O papa Leão XIV declarou neste sábado (18) não ter qualquer intenção de se envolver em discussões com o presidente dos Estados Unidos, Donald Trump. A afirmação foi feita poucos minutos após o pontífice embarcar em um voo com destino a Angola, marcando a terceira etapa de sua jornada apostólica pelo continente africano.
“Difundiu-se certa narrativa, não totalmente precisa, por causa da situação política criada quando, no primeiro dia da viagem, o presidente dos Estados Unidos fez algumas declarações sobre mim”, explicou o pontífice a jornalistas que o acompanham.

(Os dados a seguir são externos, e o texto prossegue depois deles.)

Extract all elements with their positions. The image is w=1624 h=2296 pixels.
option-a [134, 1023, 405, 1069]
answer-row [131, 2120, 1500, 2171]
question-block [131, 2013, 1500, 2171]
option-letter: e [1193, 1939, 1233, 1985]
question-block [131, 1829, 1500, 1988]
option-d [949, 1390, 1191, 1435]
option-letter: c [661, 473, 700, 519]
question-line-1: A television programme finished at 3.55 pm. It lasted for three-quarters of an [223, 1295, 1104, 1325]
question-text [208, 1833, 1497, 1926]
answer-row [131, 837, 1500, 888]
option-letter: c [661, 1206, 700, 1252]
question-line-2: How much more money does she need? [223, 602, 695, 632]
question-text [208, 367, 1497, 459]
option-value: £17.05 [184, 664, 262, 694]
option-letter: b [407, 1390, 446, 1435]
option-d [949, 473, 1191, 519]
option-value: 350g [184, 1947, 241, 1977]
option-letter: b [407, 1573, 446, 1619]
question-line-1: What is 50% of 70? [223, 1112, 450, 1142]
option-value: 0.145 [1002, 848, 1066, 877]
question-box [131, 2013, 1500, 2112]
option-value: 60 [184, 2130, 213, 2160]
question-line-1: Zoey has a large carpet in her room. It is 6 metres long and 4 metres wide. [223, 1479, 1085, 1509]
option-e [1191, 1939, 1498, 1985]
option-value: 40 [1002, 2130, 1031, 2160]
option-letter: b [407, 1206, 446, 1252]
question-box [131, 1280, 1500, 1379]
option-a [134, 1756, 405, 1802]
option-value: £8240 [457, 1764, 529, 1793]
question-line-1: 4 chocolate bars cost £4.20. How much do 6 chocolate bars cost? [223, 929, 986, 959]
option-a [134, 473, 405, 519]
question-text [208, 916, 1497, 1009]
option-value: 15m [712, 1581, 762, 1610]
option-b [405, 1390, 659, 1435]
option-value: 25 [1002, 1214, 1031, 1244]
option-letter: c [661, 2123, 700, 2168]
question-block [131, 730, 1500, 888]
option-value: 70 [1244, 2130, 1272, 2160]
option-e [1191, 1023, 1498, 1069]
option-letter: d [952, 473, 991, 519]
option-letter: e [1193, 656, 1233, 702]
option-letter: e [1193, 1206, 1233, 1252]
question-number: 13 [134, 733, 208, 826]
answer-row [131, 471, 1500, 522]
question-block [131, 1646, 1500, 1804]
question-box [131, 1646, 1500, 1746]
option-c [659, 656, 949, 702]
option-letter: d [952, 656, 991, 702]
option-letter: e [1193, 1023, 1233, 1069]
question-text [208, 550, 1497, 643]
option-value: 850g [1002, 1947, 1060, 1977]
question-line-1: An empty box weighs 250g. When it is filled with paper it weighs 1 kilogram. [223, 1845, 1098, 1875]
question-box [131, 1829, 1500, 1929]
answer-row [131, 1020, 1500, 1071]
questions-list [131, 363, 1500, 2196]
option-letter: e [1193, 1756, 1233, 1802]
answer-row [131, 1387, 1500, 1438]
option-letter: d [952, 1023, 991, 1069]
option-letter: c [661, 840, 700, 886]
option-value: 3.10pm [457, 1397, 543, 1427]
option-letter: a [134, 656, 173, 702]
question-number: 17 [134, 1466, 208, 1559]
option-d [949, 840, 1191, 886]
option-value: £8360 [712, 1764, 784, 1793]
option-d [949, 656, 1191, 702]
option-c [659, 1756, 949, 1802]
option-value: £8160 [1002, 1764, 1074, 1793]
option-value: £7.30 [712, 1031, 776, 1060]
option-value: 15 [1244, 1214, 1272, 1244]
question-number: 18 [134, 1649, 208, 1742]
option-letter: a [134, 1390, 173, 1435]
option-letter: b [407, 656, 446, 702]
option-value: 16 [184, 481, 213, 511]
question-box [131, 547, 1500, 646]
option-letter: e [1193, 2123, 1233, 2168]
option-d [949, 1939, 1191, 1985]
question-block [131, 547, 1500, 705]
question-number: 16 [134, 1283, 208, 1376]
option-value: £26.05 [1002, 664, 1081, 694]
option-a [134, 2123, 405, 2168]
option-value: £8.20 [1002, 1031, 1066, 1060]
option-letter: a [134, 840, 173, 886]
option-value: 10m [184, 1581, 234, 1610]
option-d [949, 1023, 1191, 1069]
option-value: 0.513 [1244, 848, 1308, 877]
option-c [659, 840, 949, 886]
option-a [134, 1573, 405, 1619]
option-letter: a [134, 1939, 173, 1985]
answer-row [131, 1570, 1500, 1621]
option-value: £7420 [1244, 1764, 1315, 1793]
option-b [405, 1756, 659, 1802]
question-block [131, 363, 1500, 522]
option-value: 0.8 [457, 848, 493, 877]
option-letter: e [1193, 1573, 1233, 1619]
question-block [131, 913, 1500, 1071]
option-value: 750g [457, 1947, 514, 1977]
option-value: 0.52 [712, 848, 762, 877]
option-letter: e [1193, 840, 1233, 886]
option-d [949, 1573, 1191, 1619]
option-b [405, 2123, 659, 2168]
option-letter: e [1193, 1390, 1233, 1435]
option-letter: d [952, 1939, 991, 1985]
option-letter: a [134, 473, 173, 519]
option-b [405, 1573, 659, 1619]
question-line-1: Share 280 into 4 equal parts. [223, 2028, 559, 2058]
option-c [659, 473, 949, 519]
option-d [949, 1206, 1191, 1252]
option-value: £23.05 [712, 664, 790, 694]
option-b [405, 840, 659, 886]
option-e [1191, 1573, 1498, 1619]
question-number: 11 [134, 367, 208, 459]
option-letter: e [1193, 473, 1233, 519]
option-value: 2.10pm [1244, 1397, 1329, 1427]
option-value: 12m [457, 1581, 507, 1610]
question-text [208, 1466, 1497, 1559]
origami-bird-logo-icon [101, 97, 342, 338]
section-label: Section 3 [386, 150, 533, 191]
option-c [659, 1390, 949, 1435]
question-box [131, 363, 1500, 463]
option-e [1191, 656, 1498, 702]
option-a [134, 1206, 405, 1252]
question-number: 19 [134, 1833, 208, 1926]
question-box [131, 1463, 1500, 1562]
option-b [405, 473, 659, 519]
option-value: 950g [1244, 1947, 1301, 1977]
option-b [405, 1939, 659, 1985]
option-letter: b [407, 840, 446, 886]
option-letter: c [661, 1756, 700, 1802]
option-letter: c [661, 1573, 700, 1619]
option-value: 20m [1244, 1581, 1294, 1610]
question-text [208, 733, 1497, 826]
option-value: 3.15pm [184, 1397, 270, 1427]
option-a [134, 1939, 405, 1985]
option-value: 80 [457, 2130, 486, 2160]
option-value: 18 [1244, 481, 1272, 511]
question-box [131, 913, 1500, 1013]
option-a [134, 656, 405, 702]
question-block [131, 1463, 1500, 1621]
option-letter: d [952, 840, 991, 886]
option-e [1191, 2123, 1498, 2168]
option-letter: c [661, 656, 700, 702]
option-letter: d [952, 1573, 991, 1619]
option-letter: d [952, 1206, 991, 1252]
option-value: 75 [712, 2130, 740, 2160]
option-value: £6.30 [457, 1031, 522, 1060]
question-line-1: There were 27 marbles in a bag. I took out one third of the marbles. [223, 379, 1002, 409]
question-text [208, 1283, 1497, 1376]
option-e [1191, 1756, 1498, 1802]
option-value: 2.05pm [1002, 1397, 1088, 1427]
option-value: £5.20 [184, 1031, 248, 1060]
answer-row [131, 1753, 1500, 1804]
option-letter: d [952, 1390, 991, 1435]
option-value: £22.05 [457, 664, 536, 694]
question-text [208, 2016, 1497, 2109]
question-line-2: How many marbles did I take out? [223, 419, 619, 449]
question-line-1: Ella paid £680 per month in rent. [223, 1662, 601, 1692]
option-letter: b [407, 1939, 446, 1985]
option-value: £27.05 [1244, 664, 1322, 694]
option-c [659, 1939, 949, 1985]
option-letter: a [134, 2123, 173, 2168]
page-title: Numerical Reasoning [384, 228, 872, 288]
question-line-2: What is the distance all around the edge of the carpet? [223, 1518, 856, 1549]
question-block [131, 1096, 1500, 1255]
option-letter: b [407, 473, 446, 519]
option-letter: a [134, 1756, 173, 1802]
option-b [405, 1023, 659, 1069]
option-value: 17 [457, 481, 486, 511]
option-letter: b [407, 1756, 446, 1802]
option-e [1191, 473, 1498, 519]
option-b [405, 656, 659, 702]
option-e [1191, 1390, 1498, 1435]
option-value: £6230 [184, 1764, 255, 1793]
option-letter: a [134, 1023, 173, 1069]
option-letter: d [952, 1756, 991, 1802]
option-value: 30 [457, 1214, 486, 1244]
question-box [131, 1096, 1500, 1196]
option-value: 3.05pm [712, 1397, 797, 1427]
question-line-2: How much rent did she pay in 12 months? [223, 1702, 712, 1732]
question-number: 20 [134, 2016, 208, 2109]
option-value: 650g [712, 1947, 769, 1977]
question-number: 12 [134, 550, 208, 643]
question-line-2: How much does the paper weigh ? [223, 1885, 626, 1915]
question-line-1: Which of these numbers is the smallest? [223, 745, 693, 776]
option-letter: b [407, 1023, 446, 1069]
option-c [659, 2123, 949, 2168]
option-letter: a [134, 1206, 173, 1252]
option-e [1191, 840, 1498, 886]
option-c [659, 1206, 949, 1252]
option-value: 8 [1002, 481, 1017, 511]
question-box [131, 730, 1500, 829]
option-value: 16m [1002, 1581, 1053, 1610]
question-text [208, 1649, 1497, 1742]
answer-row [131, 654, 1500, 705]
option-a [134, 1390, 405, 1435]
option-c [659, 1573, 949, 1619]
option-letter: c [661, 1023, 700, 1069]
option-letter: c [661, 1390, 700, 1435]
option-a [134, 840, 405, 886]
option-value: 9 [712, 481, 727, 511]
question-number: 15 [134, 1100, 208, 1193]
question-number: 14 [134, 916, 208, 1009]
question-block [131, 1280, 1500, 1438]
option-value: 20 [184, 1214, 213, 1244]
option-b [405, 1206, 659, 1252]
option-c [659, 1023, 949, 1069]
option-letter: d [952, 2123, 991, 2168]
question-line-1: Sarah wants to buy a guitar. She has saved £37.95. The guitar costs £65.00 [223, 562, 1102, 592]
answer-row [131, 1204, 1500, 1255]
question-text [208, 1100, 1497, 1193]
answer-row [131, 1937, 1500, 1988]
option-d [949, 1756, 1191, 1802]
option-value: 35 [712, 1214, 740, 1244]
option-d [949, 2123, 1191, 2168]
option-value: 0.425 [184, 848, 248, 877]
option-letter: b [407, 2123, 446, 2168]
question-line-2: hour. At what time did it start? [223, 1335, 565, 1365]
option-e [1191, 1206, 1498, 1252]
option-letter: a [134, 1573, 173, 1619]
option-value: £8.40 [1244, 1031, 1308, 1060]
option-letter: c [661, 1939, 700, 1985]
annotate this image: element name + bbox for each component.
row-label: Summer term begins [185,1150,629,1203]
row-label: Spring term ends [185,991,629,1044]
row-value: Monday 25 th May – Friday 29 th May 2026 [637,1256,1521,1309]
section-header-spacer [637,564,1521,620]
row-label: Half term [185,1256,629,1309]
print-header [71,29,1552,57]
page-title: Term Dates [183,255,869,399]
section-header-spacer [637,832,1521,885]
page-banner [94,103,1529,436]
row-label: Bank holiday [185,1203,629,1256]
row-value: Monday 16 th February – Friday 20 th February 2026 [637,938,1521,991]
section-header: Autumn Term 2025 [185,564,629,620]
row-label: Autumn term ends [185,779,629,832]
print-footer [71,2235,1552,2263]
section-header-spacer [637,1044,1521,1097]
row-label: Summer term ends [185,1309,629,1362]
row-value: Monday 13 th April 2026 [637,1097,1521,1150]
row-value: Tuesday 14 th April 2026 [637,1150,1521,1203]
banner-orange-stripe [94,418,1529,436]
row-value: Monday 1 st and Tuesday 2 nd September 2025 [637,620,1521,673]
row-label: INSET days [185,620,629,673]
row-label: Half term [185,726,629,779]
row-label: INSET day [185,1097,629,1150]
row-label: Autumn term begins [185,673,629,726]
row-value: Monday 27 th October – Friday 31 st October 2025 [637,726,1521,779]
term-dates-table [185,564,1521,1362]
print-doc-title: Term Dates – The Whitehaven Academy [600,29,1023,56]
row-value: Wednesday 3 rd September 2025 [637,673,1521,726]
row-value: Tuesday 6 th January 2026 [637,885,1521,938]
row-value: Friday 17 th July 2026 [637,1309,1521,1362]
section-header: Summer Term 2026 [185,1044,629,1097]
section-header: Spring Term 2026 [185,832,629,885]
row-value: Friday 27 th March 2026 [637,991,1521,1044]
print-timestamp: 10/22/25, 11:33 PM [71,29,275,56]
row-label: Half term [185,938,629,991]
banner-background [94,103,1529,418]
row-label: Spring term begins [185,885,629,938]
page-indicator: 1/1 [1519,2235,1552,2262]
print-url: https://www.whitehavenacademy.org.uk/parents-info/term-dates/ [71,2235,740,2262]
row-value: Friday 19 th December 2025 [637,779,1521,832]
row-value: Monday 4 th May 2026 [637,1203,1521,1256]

O líder católico ressaltou que grande parte do conteúdo escrito desde então constitui uma série de comentários sobre comentários, visando interpretar suas declarações. Ele esclareceu que seu discurso proferido no Encontro de Oração pela Paz, ocorrido em 16 de abril, havia sido planejado e redigido com duas semanas de antecedência, antes mesmo das críticas do presidente norte-americano.
“Muito antes de o presidente comentar sobre mim e sobre a mensagem de paz que estou promovendo. Ainda assim, foi interpretado como se eu estivesse tentando debater novamente com o presidente, algo que não é de modo algum do meu interesse”, completou.
Durante a viagem aérea, o papa Leão XIV avaliou positivamente os três dias que passou em Camarões. Segundo o pontífice, o país africano representa o “coração da África” sob múltiplos aspectos, destacando sua rica diversidade cultural com aproximadamente 250 idiomas locais e uma vasta gama de grupos étnicos.
O sumo pontífice fez um apelo veemente pela paz e pelo diálogo construtivo entre as diferentes crenças religiosas. Ele explicou o principal motivo de sua presença no continente africano.
“Venho à África principalmente como pastor, como chefe da Igreja Católica, para estar, para celebrar, para encorajar e acompanhar todos os católicos africanos”.
Leão XIV defendeu a continuidade da promoção do diálogo, da fraternidade, da compreensão mútua, da aceitação e da construção da paz com fiéis de todas as religiões, uma prática que, conforme ele, já vem sendo realizada em outras regiões e foi um pilar do pontificado do papa Francisco.